The wrong people may be worrying most about inflation
High inflation seems to be causing people to worry more about inflation. The survey found that the percentage of people who say they are often kept awake worrying about money has more than doubled over the past year, from 12% to 30%.
Given the rapid pace of price increases, the elevated stress level is somewhat understandable. What’s interesting, though, is that some of the wrong people seem to be worrying most about inflation.
The percentage of survey respondents n the 721 to 850 who say they’re kept awake worrying about money often nearly tripled over the past year, from 6% to 17%.

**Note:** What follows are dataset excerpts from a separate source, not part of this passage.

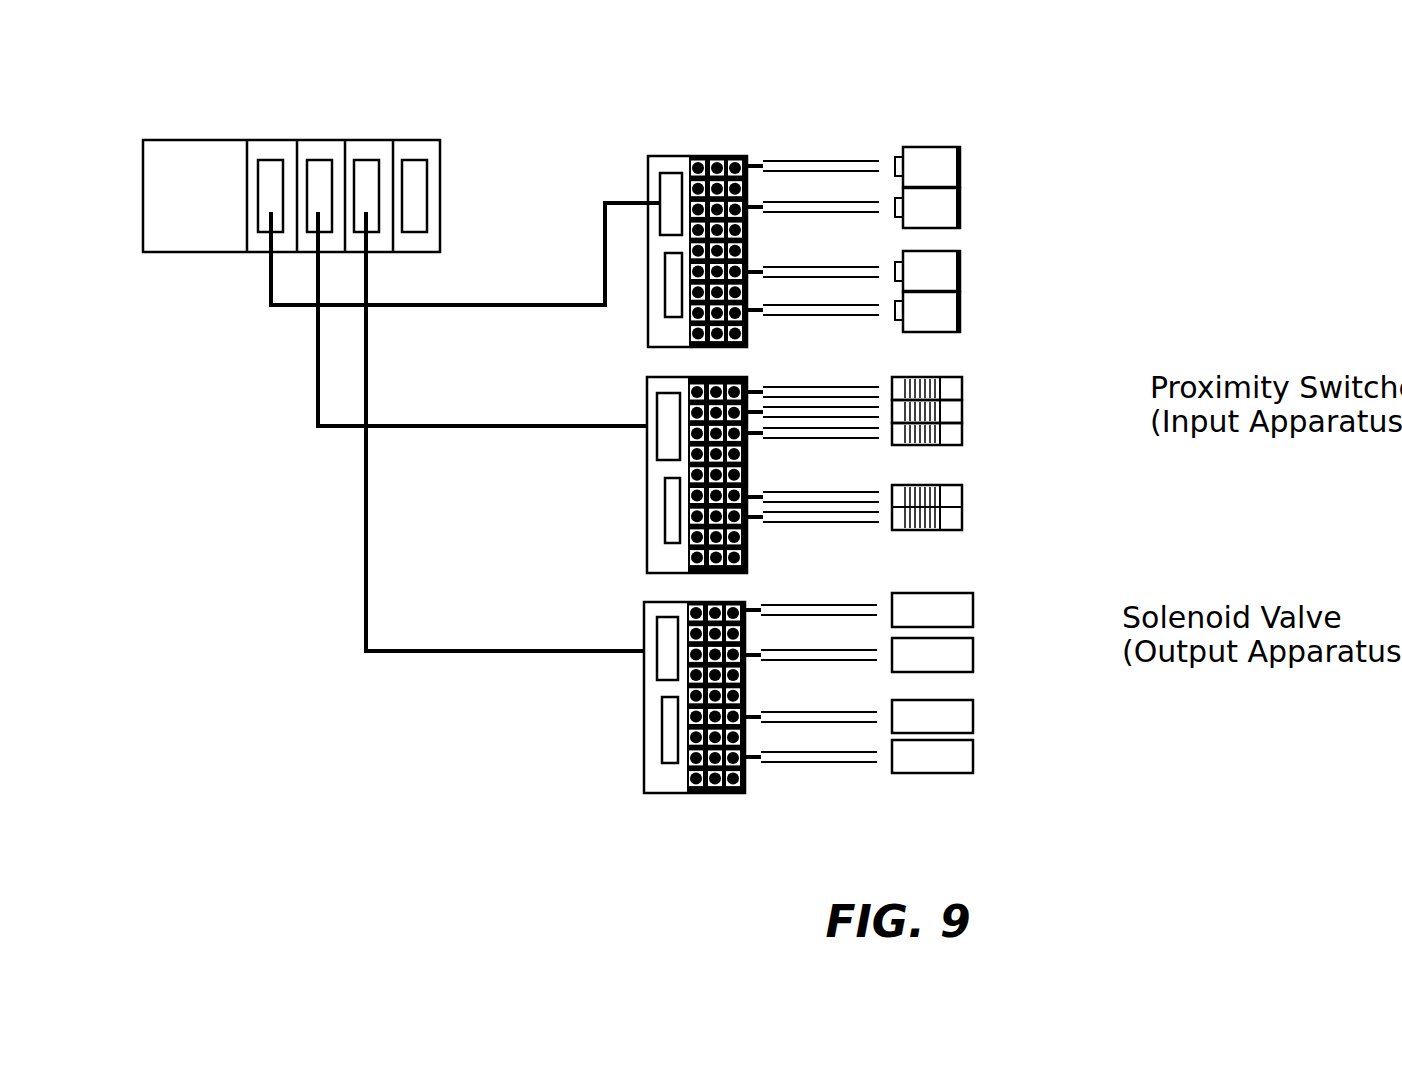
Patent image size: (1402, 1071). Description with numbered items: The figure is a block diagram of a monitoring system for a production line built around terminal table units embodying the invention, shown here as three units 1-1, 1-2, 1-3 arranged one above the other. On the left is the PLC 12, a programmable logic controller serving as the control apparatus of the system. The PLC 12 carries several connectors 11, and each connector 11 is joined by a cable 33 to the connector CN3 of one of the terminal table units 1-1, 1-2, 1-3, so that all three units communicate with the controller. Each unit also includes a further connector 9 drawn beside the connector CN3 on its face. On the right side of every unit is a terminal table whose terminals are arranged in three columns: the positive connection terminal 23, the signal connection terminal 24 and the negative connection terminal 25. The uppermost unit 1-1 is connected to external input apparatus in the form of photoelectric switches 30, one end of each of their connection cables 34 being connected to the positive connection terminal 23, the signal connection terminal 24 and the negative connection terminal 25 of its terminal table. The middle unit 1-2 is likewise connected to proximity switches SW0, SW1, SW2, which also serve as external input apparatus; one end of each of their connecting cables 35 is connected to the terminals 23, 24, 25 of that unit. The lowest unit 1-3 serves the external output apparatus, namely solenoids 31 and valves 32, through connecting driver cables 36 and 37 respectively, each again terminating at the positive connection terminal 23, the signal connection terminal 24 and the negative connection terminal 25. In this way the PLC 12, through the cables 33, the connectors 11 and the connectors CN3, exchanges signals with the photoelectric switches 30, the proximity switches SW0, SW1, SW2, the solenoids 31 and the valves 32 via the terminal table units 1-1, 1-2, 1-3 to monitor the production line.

The terminal table unit 1-1 is at (652, 155).
The terminal table unit 1-2 is at (750, 377).
The terminal table unit 1-3 is at (673, 793).
The connector 9 is at (658, 309).
The connector 11 is at (272, 160).
The PLC (programmable logic controller) 12 is at (185, 136).
The positive connection terminal 23 is at (698, 156).
The signal connection terminal 24 is at (717, 156).
The negative connection terminal 25 is at (738, 156).
The photoelectric switch 30 is at (960, 205).
The solenoid 31 is at (975, 608).
The valve 32 is at (975, 657).
The cable 33 is at (508, 307).
The connection cable 34 is at (837, 208).
The connecting cable 35 is at (850, 435).
The connecting driver cable 36 is at (870, 603).
The connecting driver cable 37 is at (865, 708).
The connector CN3 is at (663, 183).
The proximity switch SW0 is at (963, 390).
The proximity switch SW1 is at (963, 405).
The proximity switch SW2 is at (963, 437).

While inflation is a problem for just about everyone, people with strong credit are in pretty good shape to face it. High credit scores suggest they’ve been able to keep up with their bills. Those high scores also help qualify them for lower interest rates should they need to borrow.
Regardless of income or credit score, the best solution is to prioritize expenses, shop around for better deals and reduce borrowing so you’re less exposed to rising interest rates.
In short, take positive action and chances are you’ll sleep better.
Disclaimer: The article and information provided here is for informational purposes only and is not intended as a substitute for professional advice.
The Credit Sesame Personal Finance and Credit Survey May 2022 was designed and executed by Credit Sesame using the Momentive Inc. survey tool. General population data was collected online May 20-21, 2022. The survey sample comprised 1,222 U.S. residents aged 18 to 99 years balanced for age and gender using U.S. Census data. The sample data is accurate to within +/- 2.888 percentage points using a 95% confidence level.